Regular readers of the Rod Report (and believe me, I appreciate your continued interest) have probably grown weary of me droning on and on about the benefits offered by a consolidated interim storage facility for spent nuclear fuel. It’s a subject I have revisited many times since Waste Control Specialists submitted its license application to the Nuclear Regulatory Commission last spring, and it’s a mission that all of us at WCS take seriously.
But today I’ve got good news for those of you tired of hearing me talk about storage.

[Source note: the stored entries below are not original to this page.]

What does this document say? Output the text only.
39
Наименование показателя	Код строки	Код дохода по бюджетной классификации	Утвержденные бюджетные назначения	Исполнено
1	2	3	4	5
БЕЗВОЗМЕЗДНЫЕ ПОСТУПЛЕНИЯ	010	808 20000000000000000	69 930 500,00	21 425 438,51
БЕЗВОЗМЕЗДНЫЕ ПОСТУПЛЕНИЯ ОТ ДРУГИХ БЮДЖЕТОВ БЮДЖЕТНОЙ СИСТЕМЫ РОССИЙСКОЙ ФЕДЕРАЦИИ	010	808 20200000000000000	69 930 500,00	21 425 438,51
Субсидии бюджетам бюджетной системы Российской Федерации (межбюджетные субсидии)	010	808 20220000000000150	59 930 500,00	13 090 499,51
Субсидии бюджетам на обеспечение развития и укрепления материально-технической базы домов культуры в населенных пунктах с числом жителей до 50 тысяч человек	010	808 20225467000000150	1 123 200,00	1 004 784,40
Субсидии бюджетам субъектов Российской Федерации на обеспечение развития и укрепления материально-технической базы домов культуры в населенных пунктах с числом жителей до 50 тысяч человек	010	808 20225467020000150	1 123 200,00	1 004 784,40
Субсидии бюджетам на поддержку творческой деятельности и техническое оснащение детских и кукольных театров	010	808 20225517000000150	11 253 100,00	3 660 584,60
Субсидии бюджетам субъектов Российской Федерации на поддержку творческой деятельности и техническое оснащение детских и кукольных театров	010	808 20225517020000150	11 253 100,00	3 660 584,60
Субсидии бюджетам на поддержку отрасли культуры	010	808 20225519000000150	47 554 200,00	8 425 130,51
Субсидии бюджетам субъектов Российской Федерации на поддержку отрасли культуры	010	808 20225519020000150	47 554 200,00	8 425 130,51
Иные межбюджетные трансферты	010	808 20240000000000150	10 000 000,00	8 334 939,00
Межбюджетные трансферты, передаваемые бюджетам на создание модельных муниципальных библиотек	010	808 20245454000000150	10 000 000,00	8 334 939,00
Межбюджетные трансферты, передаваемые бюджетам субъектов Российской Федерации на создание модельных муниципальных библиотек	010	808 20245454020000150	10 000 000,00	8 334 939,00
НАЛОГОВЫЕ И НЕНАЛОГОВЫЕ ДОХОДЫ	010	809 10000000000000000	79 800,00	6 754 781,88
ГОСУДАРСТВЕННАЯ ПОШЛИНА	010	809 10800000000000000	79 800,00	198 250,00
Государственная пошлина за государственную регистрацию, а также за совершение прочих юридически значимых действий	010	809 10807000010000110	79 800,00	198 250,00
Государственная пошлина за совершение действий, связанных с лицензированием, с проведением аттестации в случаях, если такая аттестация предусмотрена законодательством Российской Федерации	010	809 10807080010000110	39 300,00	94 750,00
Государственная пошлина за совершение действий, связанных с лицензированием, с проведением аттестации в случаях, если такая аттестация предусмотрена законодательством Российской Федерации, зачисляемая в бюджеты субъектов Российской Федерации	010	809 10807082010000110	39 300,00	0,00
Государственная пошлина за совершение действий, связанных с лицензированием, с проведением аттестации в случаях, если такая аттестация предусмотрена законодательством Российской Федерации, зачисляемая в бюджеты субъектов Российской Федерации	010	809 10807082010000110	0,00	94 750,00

Last week, there was a significant development in Congress that had other folks talking about the benefits of interim storage. That’s because two U.S. Congressmen announced the filing of the Consolidated Interim Storage Act of 2017 (HR 474) – Congressman Michael Conaway, R-Texas, and Congressman Darrell Issa, R-California. So, outside of saying a very sincere, “Thank you,” I’m going to let them do the talking today.
Congressman Darrell Issa:
“The Interim Consolidated Storage Act is a great solution that allows us to break through past years of political gridlock to get this waste out of our communities and into safe, secure sites that are both well-equipped and want to store it. Maintaining the status quo isn’t an option. Until we can get temporary and – ideally – permanent storage facilities open, nuclear waste will remain on-site more than 120 different sites nationwide. In my district, the San Onofre Nuclear Generation Station houses more than 3.6 million pounds of nuclear material right on the coast, along a fault line, on one of the largest U.S. military bases, in the heart of one of our most densely populated communities. Allowing it to stay there indefinitely is only asking for trouble. This is just one of hundreds of examples of similar sites nationwide. This bill advances a creative solution to this problem and is a reasonable plan to get the waste moved quickly and securely.”

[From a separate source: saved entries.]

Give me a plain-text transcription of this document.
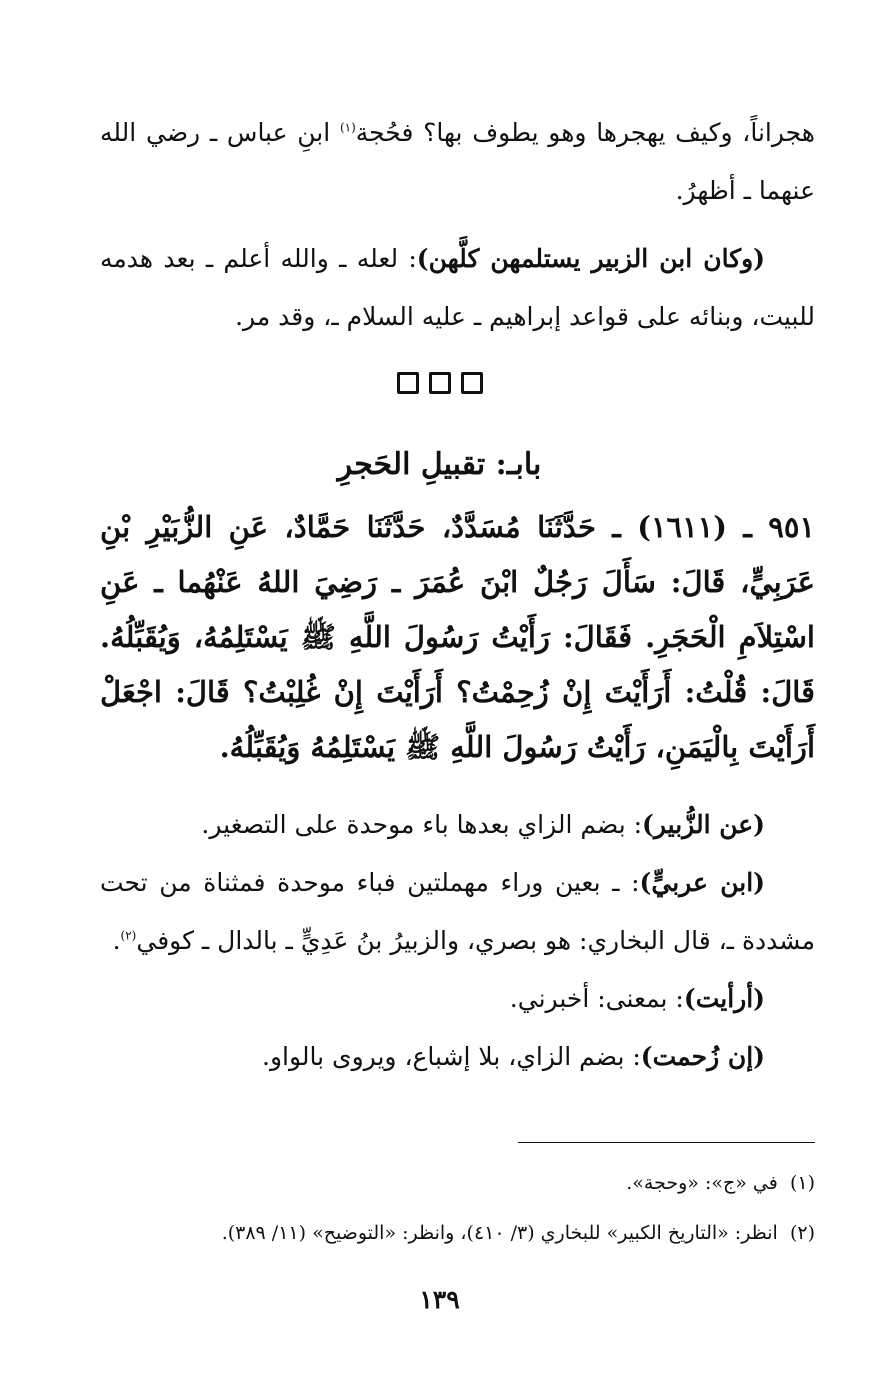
هجراناً، وكيف يهجرها وهو يطوف بها؟ فحُجة$^{(١)}$ ابنِ عباس ـ رضي الله عنهما ـ أظهرُ.

(وكان ابن الزبير يستلمهن كلَّهن): لعله ـ والله أعلم ـ بعد هدمه للبيت، وبنائه على قواعد إبراهيم ـ عليه السلام ـ، وقد مر.

بابـ: تقبيلِ الحَجرِ

٩٥١ ـ (١٦١١) ـ حَدَّثَنَا مُسَدَّدٌ، حَدَّثَنَا حَمَّادٌ، عَنِ الزُّبَيْرِ بْنِ عَرَبِيٍّ، قَالَ: سَأَلَ رَجُلٌ ابْنَ عُمَرَ ـ رَضِيَ اللهُ عَنْهُما ـ عَنِ اسْتِلاَمِ الْحَجَرِ. فَقَالَ: رَأَيْتُ رَسُولَ اللَّهِ ﷺ يَسْتَلِمُهُ، وَيُقَبِّلُهُ. قَالَ: قُلْتُ: أَرَأَيْتَ إِنْ زُحِمْتُ؟ أَرَأَيْتَ إِنْ غُلِبْتُ؟ قَالَ: اجْعَلْ أَرَأَيْتَ بِالْيَمَنِ، رَأَيْتُ رَسُولَ اللَّهِ ﷺ يَسْتَلِمُهُ وَيُقَبِّلُهُ.

(عن الزُّبير): بضم الزاي بعدها باء موحدة على التصغير.

(ابن عربيٍّ): ـ بعين وراء مهملتين فباء موحدة فمثناة من تحت مشددة ـ، قال البخاري: هو بصري، والزبيرُ بنُ عَدِيٍّ ـ بالدال ـ كوفي$^{(٢)}$.

(أرأيت): بمعنى: أخبرني.

(إن زُحمت): بضم الزاي، بلا إشباع، ويروى بالواو.

(١)  في «ج»: «وحجة».

(٢)  انظر: «التاريخ الكبير» للبخاري (٣/ ٤١٠)، وانظر: «التوضيح» (١١/ ٣٨٩).

١٣٩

Congressman Michael Conaway:
“Nuclear waste should be stored with the utmost care, but currently, licensed facilities such as Waste Control Specialists in Andrews, Texas, are not able to serve as interim nuclear waste storage sites due to an outdated law and bureaucratic inefficiencies. As a result, nuclear utility plants currently have no choice but to store their waste on site. This legislation allows the Department of Energy to cut through the red tape and enter into contracts with these licensed facilities, such as the one in Andrews, ensuring that nuclear waste will be properly stored until a permanent site is established.”

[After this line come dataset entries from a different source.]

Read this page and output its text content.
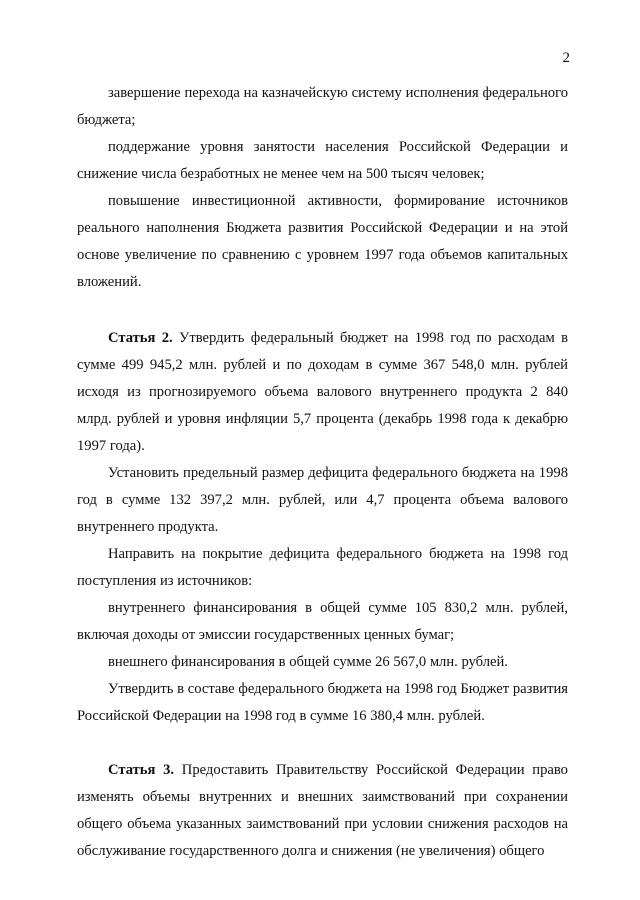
2

завершение перехода на казначейскую систему исполнения федерального бюджета;

поддержание уровня занятости населения Российской Федерации и снижение числа безработных не менее чем на 500 тысяч человек;

повышение инвестиционной активности, формирование источников реального наполнения Бюджета развития Российской Федерации и на этой основе увеличение по сравнению с уровнем 1997 года объемов капитальных вложений.

Статья 2. Утвердить федеральный бюджет на 1998 год по расходам в сумме 499 945,2 млн. рублей и по доходам в сумме 367 548,0 млн. рублей исходя из прогнозируемого объема валового внутреннего продукта 2 840 млрд. рублей и уровня инфляции 5,7 процента (декабрь 1998 года к декабрю 1997 года).

Установить предельный размер дефицита федерального бюджета на 1998 год в сумме 132 397,2 млн. рублей, или 4,7 процента объема валового внутреннего продукта.

Направить на покрытие дефицита федерального бюджета на 1998 год поступления из источников:

внутреннего финансирования в общей сумме 105 830,2 млн. рублей, включая доходы от эмиссии государственных ценных бумаг;

внешнего финансирования в общей сумме 26 567,0 млн. рублей.

Утвердить в составе федерального бюджета на 1998 год Бюджет развития Российской Федерации на 1998 год в сумме 16 380,4 млн. рублей.

Статья 3. Предоставить Правительству Российской Федерации право изменять объемы внутренних и внешних заимствований при сохранении общего объема указанных заимствований при условии снижения расходов на обслуживание государственного долга и снижения (не увеличения) общего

It’s worth noting that Southern California Edison was quick to offer a letter of support for the legislation, and I would hope that other utilities – especially those with stranded spent nuclear fuel – would be quick to join in the chorus. We can solve this problem. We can protect the environment and we can save taxpayers tens of billions of dollars while doing it.
It’s time to act. Congressman Issa summed it up well: “Maintaining the status quo isn’t an option.”